Eine der vielen Fußball-Weisheiten, die so oft wiederholt werden, besagt, dass jede Mannschaft einen Spieler braucht, der auch mal richtig unangenehm werden kann. Ein großer Verfechter dieser These ist Oliver Kahn. „Wenn eine Mannschaft aus lauter netten Schwiegersöhnen besteht”, hat der frühere Torwart-Titan einmal in einem Interview rhetorisch gefragt, „wie will man da gewinnen?”
Es ist also kein Wunder, dass sich der Keeper zu seiner aktiven Zeit bei den Bayern immer besonders gut mit seinem Teamkollegen Stefan Effenberg verstanden hat. Schließlich gilt „Effe” als Prototyp eines Fußballers, der keiner Auseinandersetzung aus dem Weg gegangen ist.
Beispiele gibt es genügend. Als Effenberg im April 2001 mit den Münchnern bei Manchester United im Old Trafford antritt, fackelt er nicht lange. Zunächst foult er David Beckham, und dann verweigert er dem verdutzten Superstar den Handschlag. Am Ende hatten die Bayern mit 1:0 gewonnen, und Beckham war kurz vor dem Abpfiff ausgewechselt worden.
„Manchmal braucht man Drecksäcke"
„Man muss sich Respekt verschaffen”, betont Oliver Kahn. „Und manchmal braucht man eben Drecksäcke.” Drecksack, das ist das Wort, das in diesem Zusammenhang immer wieder fällt. Zuletzt war es Rudi Völler, der erst vor wenigen Monaten diesen Begriff bemühte. „So ein kleiner Drecksack, der fehlt uns schon”, bekannte der Teamchef von Bayer Leverkusen ziemlich freimütig. „Da sind wir immer auf der Suche, aber solche Typen wachsen natürlich nicht auf den Bäumen.”

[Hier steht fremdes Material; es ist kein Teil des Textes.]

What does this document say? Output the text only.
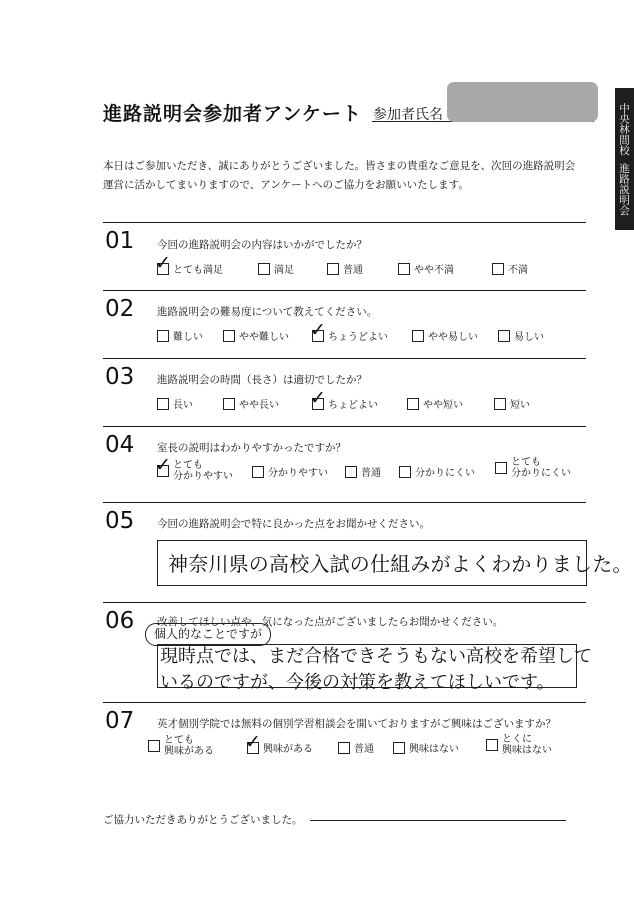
進路説明会参加者アンケート 参加者氏名	中央林間校
進路説明会
本日はご参加いただき、誠にありがとうございました。皆さまの貴重なご意見を、次回の進路説明会運営に活かしてまいりますので、アンケートへのご協力をお願いいたします。
01 今回の進路説明会の内容はいかがでしたか？
✓ とても満足	満足	普通	やや不満	不満
02 進路説明会の難易度について教えてください。
難しい	やや難しい ✓ ちょうどよい	やや易しい	易しい
03 進路説明会の時間（長さ）は適切でしたか？
長い	やや長い ✓ ちょどよい	やや短い	短い
04 室長の説明はわかりやすかったですか？
✓ とても
分かりやすい	分かりやすい	普通	分かりにくい
とても
分かりにくい
05 今回の進路説明会で特に良かった点をお聞かせください。
神奈川県の高校入試の仕組みがよくわかりました。
06 改善してほしい点や、気になった点がございましたらお聞かせください。
個人的なことですが
現時点では、まだ合格できそうもない高校を希望して
いるのですが、今後の対策を教えてほしいです。
07 英才個別学院では無料の個別学習相談会を開いておりますがご興味はございますか？
とても
興味がある ✓ 興味がある	普通	興味はない
とくに
興味はない
ご協力いただきありがとうございました。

Gefunden hat er jetzt Michael Ballack. Der hat zwar nicht den Ruf, dass er einen Gegenspieler nur deshalb von den Beinen senst, um sich Respekt zu verschaffen, doch als Führungsspieler, als Chef oder Häuptling, gilt der Mittelfeldmann allemal. Ballack ist genau der Spielertyp, glaubt Völler, den Bayer noch braucht. Deshalb hat der Sportdirektor den langjährigen Kapitän der Nationalelf für viel Geld aus England geholt.
Interessant ist jetzt, gerade nach den jüngsten Ergebnissen bei der Weltmeisterschaft, die Frage, ob die deutsche Nationalmannschaft noch einen Ballack braucht? Sollte Bastian Schweinsteiger weiterhin den Takt so gekonnt vorgeben, sollte das Spiel der Deutschen am Samstag auch gegen Argentinien so fluppen wie beim Sieg gegen Australien, oder beim Triumph über England, wird die Frage hundertprozentig kommen. Und sie ist durchaus berechtigt.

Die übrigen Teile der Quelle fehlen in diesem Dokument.